Usually because the people at the door are small, stupid and squeaky...also known as Jessica's friends.
 
I think we need to take back Halloween. We need to remind people what its all about. Its about partying, its about dressing up in an awesome costume and acting like a jackass. We need to remind the the children (who still have the privelage of being underaged) that "trick-or-treat" is not some silly slogan to be said as you go door to door collecting cheap candy. Its a threat. An ultimatum. Trick or treat. "Give me candy or I'll egg your ****ing house!" These are our values. This is what our forfathers fought and died for! We need to consume vast amounts of alcohol! We need to re-arm our children toilet paper and expired eggs! We need to fight for our freeeeeeeedoooooom!!!!!!!!!!

Now whos with me?

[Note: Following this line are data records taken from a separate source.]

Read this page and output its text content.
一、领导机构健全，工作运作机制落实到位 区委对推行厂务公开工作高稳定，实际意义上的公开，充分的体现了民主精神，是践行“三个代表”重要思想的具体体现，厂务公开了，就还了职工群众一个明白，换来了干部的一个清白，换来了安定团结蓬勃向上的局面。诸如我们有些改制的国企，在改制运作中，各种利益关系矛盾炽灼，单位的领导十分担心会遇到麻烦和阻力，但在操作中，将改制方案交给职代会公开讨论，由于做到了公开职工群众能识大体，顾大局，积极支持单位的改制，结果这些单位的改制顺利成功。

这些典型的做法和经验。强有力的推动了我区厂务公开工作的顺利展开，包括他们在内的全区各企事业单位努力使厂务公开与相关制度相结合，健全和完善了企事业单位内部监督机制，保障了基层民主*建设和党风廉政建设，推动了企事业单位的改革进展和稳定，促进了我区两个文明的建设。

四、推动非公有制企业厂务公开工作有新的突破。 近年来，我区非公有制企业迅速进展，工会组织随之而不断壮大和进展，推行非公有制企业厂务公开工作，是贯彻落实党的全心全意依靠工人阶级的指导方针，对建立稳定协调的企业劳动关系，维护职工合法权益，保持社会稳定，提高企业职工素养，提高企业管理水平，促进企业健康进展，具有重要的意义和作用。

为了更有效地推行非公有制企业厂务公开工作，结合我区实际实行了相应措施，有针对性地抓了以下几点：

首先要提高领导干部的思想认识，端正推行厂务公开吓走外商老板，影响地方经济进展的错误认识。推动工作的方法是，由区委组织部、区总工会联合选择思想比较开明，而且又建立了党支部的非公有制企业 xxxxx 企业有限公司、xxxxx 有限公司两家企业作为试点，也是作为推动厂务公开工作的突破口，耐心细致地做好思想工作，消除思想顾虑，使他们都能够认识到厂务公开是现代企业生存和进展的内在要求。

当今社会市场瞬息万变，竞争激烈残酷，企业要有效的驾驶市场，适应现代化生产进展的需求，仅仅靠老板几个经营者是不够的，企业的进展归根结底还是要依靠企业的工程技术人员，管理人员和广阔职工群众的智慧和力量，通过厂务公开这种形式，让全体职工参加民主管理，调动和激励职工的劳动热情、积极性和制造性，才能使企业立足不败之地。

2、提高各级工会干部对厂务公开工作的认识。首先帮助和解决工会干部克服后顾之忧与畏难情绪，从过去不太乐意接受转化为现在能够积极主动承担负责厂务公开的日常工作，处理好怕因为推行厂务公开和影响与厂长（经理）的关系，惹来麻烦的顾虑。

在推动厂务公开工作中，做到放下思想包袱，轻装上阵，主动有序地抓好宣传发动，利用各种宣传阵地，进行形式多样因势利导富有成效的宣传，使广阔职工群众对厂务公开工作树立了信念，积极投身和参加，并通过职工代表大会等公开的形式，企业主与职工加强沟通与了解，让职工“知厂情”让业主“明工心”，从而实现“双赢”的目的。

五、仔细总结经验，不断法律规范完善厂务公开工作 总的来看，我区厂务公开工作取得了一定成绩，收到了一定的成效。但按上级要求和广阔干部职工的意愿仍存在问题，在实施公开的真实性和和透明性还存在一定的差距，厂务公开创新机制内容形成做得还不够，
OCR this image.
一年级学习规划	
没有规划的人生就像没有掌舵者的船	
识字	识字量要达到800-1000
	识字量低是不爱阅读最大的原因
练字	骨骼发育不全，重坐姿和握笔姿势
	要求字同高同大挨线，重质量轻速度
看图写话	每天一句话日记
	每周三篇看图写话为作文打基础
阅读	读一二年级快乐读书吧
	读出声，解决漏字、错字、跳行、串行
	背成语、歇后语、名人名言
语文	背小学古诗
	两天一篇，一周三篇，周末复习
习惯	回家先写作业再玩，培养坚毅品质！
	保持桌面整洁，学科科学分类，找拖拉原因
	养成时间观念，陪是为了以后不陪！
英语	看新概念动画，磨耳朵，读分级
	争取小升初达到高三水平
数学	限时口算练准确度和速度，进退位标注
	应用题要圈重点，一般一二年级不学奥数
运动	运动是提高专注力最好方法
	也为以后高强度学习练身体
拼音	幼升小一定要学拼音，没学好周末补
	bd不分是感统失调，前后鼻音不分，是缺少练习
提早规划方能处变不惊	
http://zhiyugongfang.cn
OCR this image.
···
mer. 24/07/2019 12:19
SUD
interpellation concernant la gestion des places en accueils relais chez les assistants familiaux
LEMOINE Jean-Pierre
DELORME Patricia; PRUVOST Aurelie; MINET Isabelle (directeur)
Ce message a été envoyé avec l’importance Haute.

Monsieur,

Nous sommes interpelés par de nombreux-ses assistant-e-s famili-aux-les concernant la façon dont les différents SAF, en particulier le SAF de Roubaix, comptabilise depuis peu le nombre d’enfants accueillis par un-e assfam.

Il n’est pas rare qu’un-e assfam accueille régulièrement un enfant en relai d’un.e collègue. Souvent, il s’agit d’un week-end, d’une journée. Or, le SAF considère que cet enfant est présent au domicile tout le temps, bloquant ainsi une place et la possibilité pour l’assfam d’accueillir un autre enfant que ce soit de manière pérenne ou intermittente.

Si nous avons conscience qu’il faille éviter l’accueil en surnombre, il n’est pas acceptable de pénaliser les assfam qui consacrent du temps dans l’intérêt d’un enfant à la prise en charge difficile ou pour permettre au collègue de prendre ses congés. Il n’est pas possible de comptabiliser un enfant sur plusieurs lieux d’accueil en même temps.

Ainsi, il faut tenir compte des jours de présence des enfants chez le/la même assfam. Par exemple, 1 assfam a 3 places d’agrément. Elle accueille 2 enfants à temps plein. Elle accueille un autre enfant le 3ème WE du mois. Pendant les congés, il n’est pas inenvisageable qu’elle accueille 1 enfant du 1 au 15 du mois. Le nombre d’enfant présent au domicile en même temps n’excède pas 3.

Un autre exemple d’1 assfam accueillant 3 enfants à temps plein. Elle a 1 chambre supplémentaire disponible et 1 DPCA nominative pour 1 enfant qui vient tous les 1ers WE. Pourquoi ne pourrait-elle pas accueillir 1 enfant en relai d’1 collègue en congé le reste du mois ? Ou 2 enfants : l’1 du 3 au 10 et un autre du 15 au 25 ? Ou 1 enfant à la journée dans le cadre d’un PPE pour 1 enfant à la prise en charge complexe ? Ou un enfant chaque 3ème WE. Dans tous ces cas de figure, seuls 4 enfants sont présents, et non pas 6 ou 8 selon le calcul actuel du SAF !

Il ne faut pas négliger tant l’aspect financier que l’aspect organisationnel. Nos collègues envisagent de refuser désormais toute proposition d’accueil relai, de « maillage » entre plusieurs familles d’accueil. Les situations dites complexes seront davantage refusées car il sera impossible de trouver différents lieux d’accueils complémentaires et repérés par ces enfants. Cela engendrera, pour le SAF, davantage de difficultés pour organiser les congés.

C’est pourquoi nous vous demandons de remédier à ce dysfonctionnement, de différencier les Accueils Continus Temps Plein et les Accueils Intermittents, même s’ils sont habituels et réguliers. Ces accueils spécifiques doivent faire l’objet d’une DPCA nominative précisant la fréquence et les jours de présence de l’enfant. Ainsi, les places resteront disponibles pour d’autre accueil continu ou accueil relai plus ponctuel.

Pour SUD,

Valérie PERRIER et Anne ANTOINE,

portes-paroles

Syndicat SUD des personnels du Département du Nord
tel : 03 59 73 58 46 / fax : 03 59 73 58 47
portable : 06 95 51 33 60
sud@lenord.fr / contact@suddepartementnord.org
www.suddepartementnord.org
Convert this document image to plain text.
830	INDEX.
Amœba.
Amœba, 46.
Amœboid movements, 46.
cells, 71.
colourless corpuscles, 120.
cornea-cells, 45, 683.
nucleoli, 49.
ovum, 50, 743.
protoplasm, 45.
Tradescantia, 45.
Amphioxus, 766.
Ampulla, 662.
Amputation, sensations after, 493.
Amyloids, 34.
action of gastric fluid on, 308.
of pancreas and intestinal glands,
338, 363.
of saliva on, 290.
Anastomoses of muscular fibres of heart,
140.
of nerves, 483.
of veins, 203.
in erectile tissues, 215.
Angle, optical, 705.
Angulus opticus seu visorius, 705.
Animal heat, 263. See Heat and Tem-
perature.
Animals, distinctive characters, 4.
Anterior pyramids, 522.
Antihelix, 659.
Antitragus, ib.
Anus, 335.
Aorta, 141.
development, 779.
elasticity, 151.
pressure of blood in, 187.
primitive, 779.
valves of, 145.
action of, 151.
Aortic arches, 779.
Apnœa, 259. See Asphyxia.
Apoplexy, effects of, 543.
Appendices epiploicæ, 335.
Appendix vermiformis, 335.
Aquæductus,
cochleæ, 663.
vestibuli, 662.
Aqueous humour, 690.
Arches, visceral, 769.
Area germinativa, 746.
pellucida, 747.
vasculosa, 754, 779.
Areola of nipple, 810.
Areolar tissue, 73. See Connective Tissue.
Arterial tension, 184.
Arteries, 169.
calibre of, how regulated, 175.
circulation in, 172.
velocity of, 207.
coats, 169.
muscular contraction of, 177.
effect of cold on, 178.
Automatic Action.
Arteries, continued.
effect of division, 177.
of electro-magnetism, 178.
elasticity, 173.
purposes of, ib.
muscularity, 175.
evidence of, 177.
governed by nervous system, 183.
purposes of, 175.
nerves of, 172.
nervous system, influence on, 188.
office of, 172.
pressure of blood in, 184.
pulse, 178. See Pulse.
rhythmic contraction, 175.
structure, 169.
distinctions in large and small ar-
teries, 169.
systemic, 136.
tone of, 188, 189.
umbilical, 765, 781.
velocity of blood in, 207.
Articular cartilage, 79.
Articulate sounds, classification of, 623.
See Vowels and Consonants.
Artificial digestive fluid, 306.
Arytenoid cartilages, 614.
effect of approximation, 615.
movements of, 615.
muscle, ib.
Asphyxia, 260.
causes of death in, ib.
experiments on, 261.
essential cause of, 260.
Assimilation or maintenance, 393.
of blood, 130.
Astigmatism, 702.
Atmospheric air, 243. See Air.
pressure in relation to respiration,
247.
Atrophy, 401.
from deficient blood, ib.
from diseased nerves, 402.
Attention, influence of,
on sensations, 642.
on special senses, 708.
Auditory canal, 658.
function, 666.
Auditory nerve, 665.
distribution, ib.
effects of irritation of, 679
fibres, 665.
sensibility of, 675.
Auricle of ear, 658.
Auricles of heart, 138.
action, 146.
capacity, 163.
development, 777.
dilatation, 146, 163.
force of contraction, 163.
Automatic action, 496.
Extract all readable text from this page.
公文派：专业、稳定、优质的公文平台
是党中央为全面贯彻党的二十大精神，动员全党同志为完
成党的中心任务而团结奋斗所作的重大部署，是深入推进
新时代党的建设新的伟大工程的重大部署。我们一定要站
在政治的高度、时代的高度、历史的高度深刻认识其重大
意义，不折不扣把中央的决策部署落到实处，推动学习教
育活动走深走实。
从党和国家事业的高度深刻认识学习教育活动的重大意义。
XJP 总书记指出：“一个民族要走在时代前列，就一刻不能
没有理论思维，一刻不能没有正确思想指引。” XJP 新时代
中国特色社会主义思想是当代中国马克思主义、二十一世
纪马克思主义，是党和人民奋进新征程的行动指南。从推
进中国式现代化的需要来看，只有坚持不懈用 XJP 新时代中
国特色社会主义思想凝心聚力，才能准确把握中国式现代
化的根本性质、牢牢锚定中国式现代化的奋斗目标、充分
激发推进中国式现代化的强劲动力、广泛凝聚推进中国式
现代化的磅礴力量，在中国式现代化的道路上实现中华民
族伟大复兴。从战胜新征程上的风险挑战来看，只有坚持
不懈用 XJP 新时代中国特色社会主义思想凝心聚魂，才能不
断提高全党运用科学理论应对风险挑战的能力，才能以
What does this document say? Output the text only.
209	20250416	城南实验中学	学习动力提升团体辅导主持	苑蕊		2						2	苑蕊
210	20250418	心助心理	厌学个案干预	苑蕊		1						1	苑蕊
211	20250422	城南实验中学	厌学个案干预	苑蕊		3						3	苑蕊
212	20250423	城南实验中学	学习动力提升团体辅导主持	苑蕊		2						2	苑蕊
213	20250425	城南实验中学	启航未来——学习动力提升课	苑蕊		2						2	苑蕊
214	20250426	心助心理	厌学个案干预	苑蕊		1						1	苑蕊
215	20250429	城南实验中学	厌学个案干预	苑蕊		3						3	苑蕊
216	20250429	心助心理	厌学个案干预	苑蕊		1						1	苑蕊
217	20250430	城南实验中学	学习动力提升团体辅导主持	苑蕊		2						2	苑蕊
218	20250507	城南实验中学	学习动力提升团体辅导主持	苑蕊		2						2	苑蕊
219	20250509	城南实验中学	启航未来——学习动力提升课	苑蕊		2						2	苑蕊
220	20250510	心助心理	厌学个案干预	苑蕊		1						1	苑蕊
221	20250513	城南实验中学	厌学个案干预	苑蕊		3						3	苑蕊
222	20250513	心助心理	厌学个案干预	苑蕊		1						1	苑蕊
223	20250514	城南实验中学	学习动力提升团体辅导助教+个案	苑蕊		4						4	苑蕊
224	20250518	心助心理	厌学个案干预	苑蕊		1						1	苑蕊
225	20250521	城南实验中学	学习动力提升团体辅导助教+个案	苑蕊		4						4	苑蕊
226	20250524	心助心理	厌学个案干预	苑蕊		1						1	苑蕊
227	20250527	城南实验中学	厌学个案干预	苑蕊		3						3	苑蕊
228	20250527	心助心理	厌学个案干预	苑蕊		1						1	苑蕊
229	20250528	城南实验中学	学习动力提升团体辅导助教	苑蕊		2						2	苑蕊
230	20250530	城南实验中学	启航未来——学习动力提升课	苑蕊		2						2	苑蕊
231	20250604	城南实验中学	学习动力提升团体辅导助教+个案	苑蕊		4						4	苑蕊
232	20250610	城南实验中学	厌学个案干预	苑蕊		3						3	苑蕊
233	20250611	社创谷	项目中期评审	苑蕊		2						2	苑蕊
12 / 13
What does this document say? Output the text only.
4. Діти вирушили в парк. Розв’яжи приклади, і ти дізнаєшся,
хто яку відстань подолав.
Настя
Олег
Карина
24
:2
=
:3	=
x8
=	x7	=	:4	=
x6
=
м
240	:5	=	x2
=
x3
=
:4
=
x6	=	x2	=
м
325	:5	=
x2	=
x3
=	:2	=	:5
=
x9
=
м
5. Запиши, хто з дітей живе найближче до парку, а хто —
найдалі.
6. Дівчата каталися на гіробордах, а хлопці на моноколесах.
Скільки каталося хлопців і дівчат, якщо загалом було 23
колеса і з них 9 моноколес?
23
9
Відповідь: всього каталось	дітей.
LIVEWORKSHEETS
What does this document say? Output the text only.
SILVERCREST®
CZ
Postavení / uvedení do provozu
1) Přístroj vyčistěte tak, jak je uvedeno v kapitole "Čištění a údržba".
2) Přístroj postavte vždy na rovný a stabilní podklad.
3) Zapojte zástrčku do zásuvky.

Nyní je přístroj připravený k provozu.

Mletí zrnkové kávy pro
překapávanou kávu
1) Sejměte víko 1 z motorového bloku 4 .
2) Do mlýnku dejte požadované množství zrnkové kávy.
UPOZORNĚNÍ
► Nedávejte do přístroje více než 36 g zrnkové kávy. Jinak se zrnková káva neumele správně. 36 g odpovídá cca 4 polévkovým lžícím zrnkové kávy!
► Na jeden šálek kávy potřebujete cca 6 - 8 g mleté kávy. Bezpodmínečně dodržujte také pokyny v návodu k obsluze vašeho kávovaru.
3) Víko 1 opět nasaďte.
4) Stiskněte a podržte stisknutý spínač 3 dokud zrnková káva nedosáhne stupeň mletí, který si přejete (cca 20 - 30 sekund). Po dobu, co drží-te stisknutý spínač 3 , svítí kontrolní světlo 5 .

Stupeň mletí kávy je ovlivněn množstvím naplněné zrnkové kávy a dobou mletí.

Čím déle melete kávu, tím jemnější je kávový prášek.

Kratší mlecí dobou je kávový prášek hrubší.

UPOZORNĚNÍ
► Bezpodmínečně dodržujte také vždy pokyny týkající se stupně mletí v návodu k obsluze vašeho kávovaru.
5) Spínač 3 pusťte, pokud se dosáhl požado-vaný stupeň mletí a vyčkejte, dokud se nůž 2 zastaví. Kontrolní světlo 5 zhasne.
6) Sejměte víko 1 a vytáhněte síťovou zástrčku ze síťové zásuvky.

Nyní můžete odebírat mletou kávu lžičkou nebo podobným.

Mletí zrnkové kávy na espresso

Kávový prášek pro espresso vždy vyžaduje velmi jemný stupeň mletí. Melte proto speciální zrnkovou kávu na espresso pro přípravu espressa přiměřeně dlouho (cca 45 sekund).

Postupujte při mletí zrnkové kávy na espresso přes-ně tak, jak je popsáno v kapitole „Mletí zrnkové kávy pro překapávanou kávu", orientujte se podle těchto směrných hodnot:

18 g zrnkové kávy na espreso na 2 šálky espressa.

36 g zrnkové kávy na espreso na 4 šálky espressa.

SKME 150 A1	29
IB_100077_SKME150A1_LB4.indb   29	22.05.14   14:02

Because I'm probably working that night.
 
Before I turned into a socially deprived hermit, I would dress up as Batman and scare the hell out of people coming to the party by hanging upside down from the roof. Loads of fun. But now I'm with Angel on this. I typically turn off all the lights, disable the doorbell, put up a get bent sign, and stick the business end of a fake rifle out the window. No one comes to see me, I can't fathom why.
 
Dunno haven't been to a Halloween party since my mid teens, they were fun though. Meat and potatoe pies, all the gummy sweets you could eat, BOOOZE! and throwing up in the neighbours garden, all this whilst dressed as the Grim Reaper. Happy times I guess.

If I actually went this year I'd go as Einstein or something.